The CAC has a fully equipped Play Therapy room and a counselor trained to offer these services to young child victims.


In addition to play therapy, art therapy can be used to help a child release his or her emotions associated with the abuse experience. The art making process reduces anxiety and helps the child process his or her feelings toward the perpetrator. The child's art throughout the therapeutic process provides visual measurements of progress and change as well as provide the client with a sense of accomplishment and empowerment.

During art therapy, drawing has been shown to act as an emotional buffer, allowing children to describe in detail the events of their abuse. Drawing taps into the storage of traumatic memories, providing children with the communication tools needed to talk about their abusive experiences. The descriptions and meanings a child assigns to a drawing are the only possible accurate interpretations that can be made.

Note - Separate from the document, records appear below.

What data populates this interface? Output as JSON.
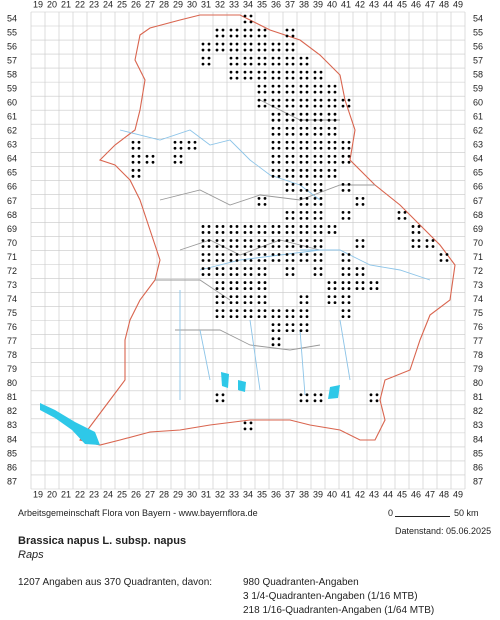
{
  "map": {
    "column_labels": [
      19,
      20,
      21,
      22,
      23,
      24,
      25,
      26,
      27,
      28,
      29,
      30,
      31,
      32,
      33,
      34,
      35,
      36,
      37,
      38,
      39,
      40,
      41,
      42,
      43,
      44,
      45,
      46,
      47,
      48,
      49
    ],
    "row_labels": [
      54,
      55,
      56,
      57,
      58,
      59,
      60,
      61,
      62,
      63,
      64,
      65,
      66,
      67,
      68,
      69,
      70,
      71,
      72,
      73,
      74,
      75,
      76,
      77,
      78,
      79,
      80,
      81,
      82,
      83,
      84,
      85,
      86,
      87
    ],
    "occupied_cells": [
      [
        34,
        54
      ],
      [
        32,
        55
      ],
      [
        33,
        55
      ],
      [
        34,
        55
      ],
      [
        35,
        55
      ],
      [
        37,
        55
      ],
      [
        31,
        56
      ],
      [
        32,
        56
      ],
      [
        33,
        56
      ],
      [
        34,
        56
      ],
      [
        35,
        56
      ],
      [
        36,
        56
      ],
      [
        37,
        56
      ],
      [
        31,
        57
      ],
      [
        33,
        57
      ],
      [
        34,
        57
      ],
      [
        35,
        57
      ],
      [
        36,
        57
      ],
      [
        37,
        57
      ],
      [
        38,
        57
      ],
      [
        33,
        58
      ],
      [
        34,
        58
      ],
      [
        35,
        58
      ],
      [
        36,
        58
      ],
      [
        37,
        58
      ],
      [
        38,
        58
      ],
      [
        39,
        58
      ],
      [
        35,
        59
      ],
      [
        36,
        59
      ],
      [
        37,
        59
      ],
      [
        38,
        59
      ],
      [
        39,
        59
      ],
      [
        40,
        59
      ],
      [
        35,
        60
      ],
      [
        36,
        60
      ],
      [
        37,
        60
      ],
      [
        38,
        60
      ],
      [
        39,
        60
      ],
      [
        40,
        60
      ],
      [
        41,
        60
      ],
      [
        36,
        61
      ],
      [
        37,
        61
      ],
      [
        38,
        61
      ],
      [
        39,
        61
      ],
      [
        40,
        61
      ],
      [
        36,
        62
      ],
      [
        37,
        62
      ],
      [
        38,
        62
      ],
      [
        39,
        62
      ],
      [
        40,
        62
      ],
      [
        26,
        63
      ],
      [
        29,
        63
      ],
      [
        30,
        63
      ],
      [
        36,
        63
      ],
      [
        37,
        63
      ],
      [
        38,
        63
      ],
      [
        39,
        63
      ],
      [
        40,
        63
      ],
      [
        41,
        63
      ],
      [
        26,
        64
      ],
      [
        27,
        64
      ],
      [
        29,
        64
      ],
      [
        36,
        64
      ],
      [
        37,
        64
      ],
      [
        38,
        64
      ],
      [
        39,
        64
      ],
      [
        40,
        64
      ],
      [
        41,
        64
      ],
      [
        26,
        65
      ],
      [
        36,
        65
      ],
      [
        37,
        65
      ],
      [
        38,
        65
      ],
      [
        39,
        65
      ],
      [
        40,
        65
      ],
      [
        37,
        66
      ],
      [
        38,
        66
      ],
      [
        39,
        66
      ],
      [
        41,
        66
      ],
      [
        35,
        67
      ],
      [
        38,
        67
      ],
      [
        39,
        67
      ],
      [
        42,
        67
      ],
      [
        37,
        68
      ],
      [
        38,
        68
      ],
      [
        39,
        68
      ],
      [
        41,
        68
      ],
      [
        45,
        68
      ],
      [
        31,
        69
      ],
      [
        32,
        69
      ],
      [
        33,
        69
      ],
      [
        34,
        69
      ],
      [
        35,
        69
      ],
      [
        36,
        69
      ],
      [
        37,
        69
      ],
      [
        38,
        69
      ],
      [
        39,
        69
      ],
      [
        40,
        69
      ],
      [
        46,
        69
      ],
      [
        31,
        70
      ],
      [
        32,
        70
      ],
      [
        33,
        70
      ],
      [
        34,
        70
      ],
      [
        35,
        70
      ],
      [
        36,
        70
      ],
      [
        37,
        70
      ],
      [
        38,
        70
      ],
      [
        39,
        70
      ],
      [
        42,
        70
      ],
      [
        46,
        70
      ],
      [
        47,
        70
      ],
      [
        31,
        71
      ],
      [
        32,
        71
      ],
      [
        33,
        71
      ],
      [
        34,
        71
      ],
      [
        35,
        71
      ],
      [
        36,
        71
      ],
      [
        37,
        71
      ],
      [
        38,
        71
      ],
      [
        39,
        71
      ],
      [
        41,
        71
      ],
      [
        48,
        71
      ],
      [
        31,
        72
      ],
      [
        32,
        72
      ],
      [
        33,
        72
      ],
      [
        34,
        72
      ],
      [
        35,
        72
      ],
      [
        37,
        72
      ],
      [
        39,
        72
      ],
      [
        41,
        72
      ],
      [
        42,
        72
      ],
      [
        32,
        73
      ],
      [
        33,
        73
      ],
      [
        34,
        73
      ],
      [
        35,
        73
      ],
      [
        40,
        73
      ],
      [
        41,
        73
      ],
      [
        42,
        73
      ],
      [
        43,
        73
      ],
      [
        32,
        74
      ],
      [
        33,
        74
      ],
      [
        34,
        74
      ],
      [
        35,
        74
      ],
      [
        38,
        74
      ],
      [
        40,
        74
      ],
      [
        41,
        74
      ],
      [
        32,
        75
      ],
      [
        33,
        75
      ],
      [
        34,
        75
      ],
      [
        35,
        75
      ],
      [
        36,
        75
      ],
      [
        37,
        75
      ],
      [
        38,
        75
      ],
      [
        41,
        75
      ],
      [
        36,
        76
      ],
      [
        37,
        76
      ],
      [
        38,
        76
      ],
      [
        36,
        77
      ],
      [
        32,
        81
      ],
      [
        38,
        81
      ],
      [
        39,
        81
      ],
      [
        43,
        81
      ],
      [
        34,
        83
      ]
    ]
  },
  "footer": {
    "credit": "Arbeitsgemeinschaft Flora von Bayern - www.bayernflora.de",
    "scale_start": "0",
    "scale_end": "50 km",
    "date": "Datenstand: 05.06.2025",
    "species": "Brassica napus L. subsp. napus",
    "common_name": "Raps",
    "summary": "1207 Angaben aus 370 Quadranten, davon:",
    "detail_1": "980 Quadranten-Angaben",
    "detail_2": "3 1/4-Quadranten-Angaben (1/16 MTB)",
    "detail_3": "218 1/16-Quadranten-Angaben (1/64 MTB)"
  }
}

The CAC has a Master's level Art Therapist trained to offer these services to young child victims.


Animal-Assisted Therapy is the use of a specially trained animal in a therapeutic setting to assist the counselor with specific goals and to provide children with animal interaction so that they may feel safe and secure in the counseling environment. This can help children increase their self-esteem and self-worth, as well as decrease feelings of depression and isolation as a result of abuse.

Interaction of this type also provides many benefits such as empathy, nurturing, physical contact and touch, mental stimulations, rapport, outward focus, physiological benefits and acceptance.

The CAC has counselors who are certified handlers for therapy dogs and we provide this service when therapy dogs are available.